Puuh! All that is needed for the simple call:

Sub test01()
' ask the user for a folder
cfolder = GetFolderName("Please choose a folder")

The next step is to open each document in turn:

Dim fsSearch As FileSearchSet 
fsSearch = Application.FileSearch
With fsSearch
    .FileName = "*.doc"
    .LookIn = cfolder
    .Execute    
    If .FoundFiles.Count = 0 Then
      MsgBox "No Word documents were found in " + cfolder
    Else
      For i = 1 To .FoundFiles.Count
          Documents.Open FileName:=.FoundFiles(i)
          ' code for making changes to the document just opened
          ActiveDocument.Close Savechanges:=wdSaveChanges
      Next i
    End If
End With
MsgBox "fin"
End Sub

To make changes are easy.
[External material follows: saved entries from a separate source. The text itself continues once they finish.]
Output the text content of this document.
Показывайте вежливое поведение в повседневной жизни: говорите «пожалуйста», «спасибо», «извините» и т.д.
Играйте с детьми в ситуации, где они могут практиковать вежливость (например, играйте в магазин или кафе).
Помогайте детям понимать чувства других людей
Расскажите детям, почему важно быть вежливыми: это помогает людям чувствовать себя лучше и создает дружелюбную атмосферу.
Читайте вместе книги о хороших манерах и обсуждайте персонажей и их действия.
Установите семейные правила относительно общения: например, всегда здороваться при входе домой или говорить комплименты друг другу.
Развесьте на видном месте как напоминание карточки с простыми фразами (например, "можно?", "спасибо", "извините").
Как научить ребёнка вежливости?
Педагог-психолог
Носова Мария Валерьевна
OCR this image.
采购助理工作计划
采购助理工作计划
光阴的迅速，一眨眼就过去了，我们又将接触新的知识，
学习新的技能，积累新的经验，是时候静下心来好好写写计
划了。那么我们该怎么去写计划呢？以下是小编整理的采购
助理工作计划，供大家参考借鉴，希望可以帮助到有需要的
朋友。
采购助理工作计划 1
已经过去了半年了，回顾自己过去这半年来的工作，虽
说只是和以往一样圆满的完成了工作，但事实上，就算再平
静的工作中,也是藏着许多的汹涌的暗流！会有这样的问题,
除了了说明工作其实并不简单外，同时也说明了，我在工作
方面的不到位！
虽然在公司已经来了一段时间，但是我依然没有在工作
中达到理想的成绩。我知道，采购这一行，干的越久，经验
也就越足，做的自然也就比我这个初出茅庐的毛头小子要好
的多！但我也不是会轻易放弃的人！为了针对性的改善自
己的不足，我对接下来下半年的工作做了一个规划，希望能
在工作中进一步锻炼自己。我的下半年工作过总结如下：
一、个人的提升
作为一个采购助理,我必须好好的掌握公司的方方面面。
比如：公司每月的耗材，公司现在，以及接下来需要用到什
Just add code  below the comment in red above.

Change “Academy of St James” to “Academy St James”:

For Each myStoryRange In ActiveDocument.StoryRanges
    With myStoryRange.Find
       .Text = "Academy of St James"
       .Replacement.Text = "Academy St James" 
       .Wrap = wdFindContinue
       .Execute Replace:=wdReplaceAll 
     End With
Next myStoryRange

The code is most likely overkill, but it works. To put text in bold I used this code:

' set a word in bold
Selection.Find.ClearFormatting
With Selection.Find
            .Text = "Absent:"
            .Replacement.Text = ""
            .Forward = True
            .Wrap = wdFindContinue
            .Format = True
            .MatchCase = False
            .MatchWholeWord = False
            .MatchKashida = False
            .MatchDiacritics = False
            .MatchAlefHamza = False
            .MatchControl = False
            .MatchWildcards = False
            .MatchSoundsLike = False
            .MatchAllWordForms = False
End With
Selection.Find.Execute
Selection.Font.Bold = True

Again, the code has probably too many instructions, but that is a minor concern in this case.